Volatility is one of the key points of finance and just for this reason academics and finance professionals have come up with lots of different approaches to tackle it. Among all of them, for me, the implicit volatility is the most elegant way to figure it out. I should admit that its mysterious smile always has seduced me. So, now that the SNB has settled that UBS is a healthy bank again, I have decided to have a quick look and check out if UBS is smiling again.


First of all, for all those who are not familiar with this concept, the implicit volatility is the volatility that one can estimate assuming the Black-Scholes model (BS), taking the option’s market price as an input. In other words, BS priced one option assuming constant volatility. So, if we get a traded price for one option, then, we can use this information and the BSM to find out its volatility. Theoretically, the volatility of one option should be constant for all strikes at same expiration date – That is, options must meet the put-call parity -, but we will see that this rule is far from true.

Thanks to yahoo finance we have a lot of financial data that one can easily download and handle. The CBOE also provide data about options, but for me it’s much more user-friendly the yahoo website.

For this exercise, I get option data expired on 18th January 2014 published the 18th November 2013 (9:00 CET) on the Yahoo webpage. The strike prices goes from 5$ to 30$, but some of them are out of the market.

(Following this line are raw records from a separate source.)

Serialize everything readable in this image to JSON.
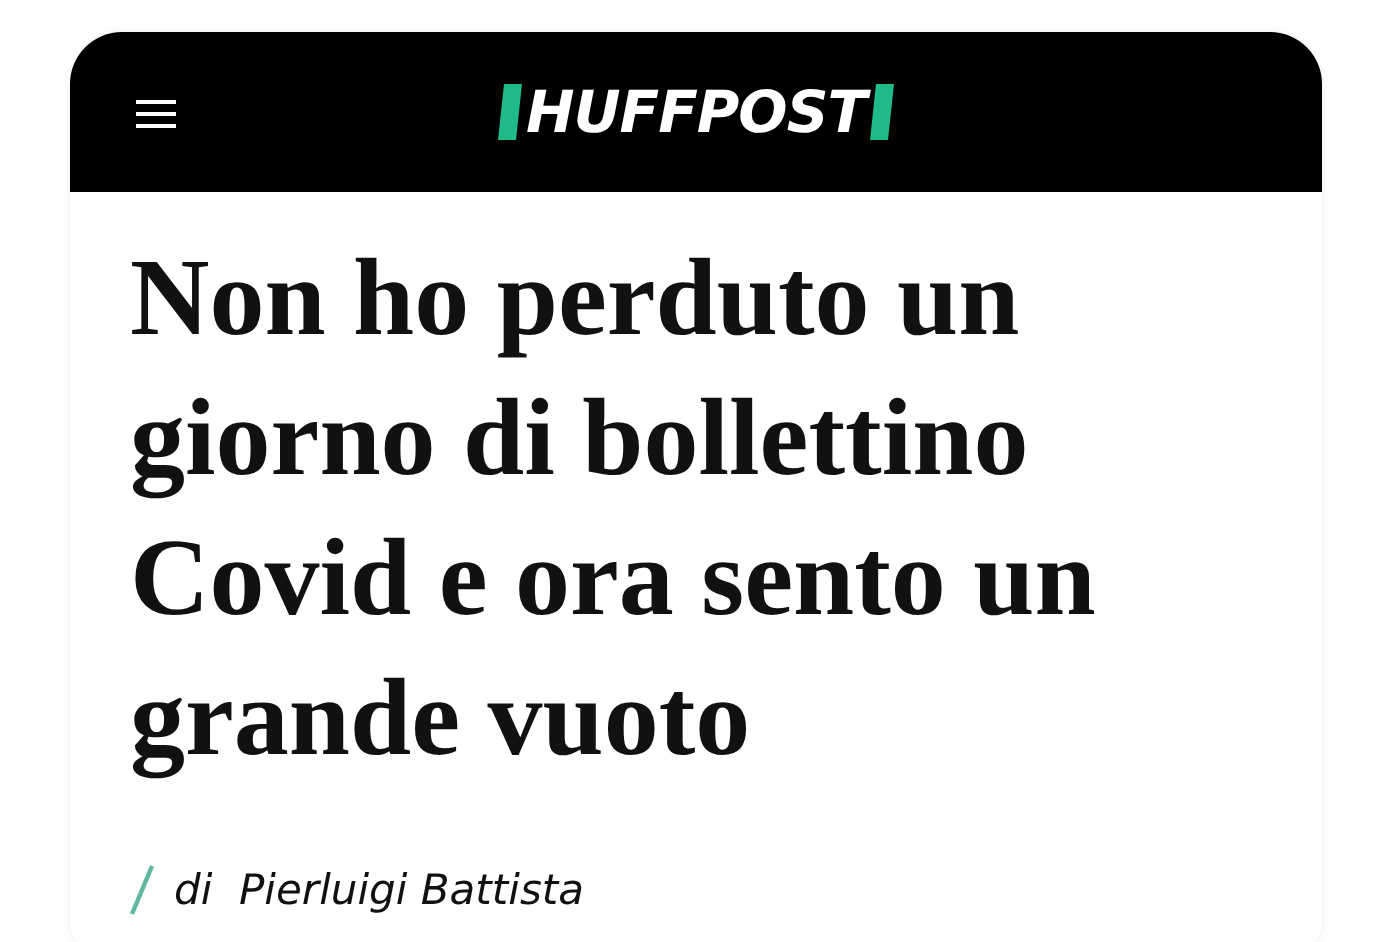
{
  "header": {
    "logo": "HUFFPOST"
  },
  "article": {
    "headline": "Non ho perduto un giorno di bollettino Covid e ora sento un grande vuoto",
    "byline": "di  Pierluigi Battista"
  }
}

The UBS stock’s price in that moment was 18.53 $. The free interest rate was 0.8% (friday 15th nov). – I get the 3 months T-bill and it turns out extremely low -.I used the Bisection method because it is very easy to implement and understand. Of course, there are many methods we can use here, but I believe that introduce complexity when is not strictly required is a bad practice.

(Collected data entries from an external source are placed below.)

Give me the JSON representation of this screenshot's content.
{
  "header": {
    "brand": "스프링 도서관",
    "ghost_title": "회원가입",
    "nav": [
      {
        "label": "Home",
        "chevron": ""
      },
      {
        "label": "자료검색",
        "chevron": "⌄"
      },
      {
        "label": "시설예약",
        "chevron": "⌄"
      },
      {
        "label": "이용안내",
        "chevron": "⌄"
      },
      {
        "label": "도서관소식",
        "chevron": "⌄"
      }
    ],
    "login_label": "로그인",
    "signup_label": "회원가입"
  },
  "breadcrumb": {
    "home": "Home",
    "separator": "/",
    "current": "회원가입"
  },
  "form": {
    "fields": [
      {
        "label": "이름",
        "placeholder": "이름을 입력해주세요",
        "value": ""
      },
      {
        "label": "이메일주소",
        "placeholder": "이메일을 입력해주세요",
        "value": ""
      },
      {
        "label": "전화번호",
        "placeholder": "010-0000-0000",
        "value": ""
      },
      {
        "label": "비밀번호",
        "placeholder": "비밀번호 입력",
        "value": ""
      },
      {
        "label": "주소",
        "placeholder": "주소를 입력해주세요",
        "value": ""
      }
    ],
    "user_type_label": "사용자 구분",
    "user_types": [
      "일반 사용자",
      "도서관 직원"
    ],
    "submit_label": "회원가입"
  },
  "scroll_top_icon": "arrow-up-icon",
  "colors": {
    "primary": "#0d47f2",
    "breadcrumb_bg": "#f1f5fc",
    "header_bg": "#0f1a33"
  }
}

Here you are the R Code and Data.

As you can see, UBS is smiling again. The graph draws two happy smiles, one for put options and another one for call options. The first thing we must notice is that both smiles agree only in one point, being S = K (at the money). So, we can say that market only meet the BS assumption in one point. But then, what happens with the other strikes? Why do investors only trade these options at such high prices? – Remember that relation between volatility and price (vega) is always positive for plain vanilla options – If there are not any other hidden reasons like illiquidity, it means that investors are expected huge movements on the stock market within next two month. Concretely, investors expected a volatility over 50%, the same up or down.

Definitely, it seems too much. It is supposed that good news will bring stability for UBS, not more wild fluctuations. But to be completely sure, we only must wait until the 18th of January. Then, we’ll see.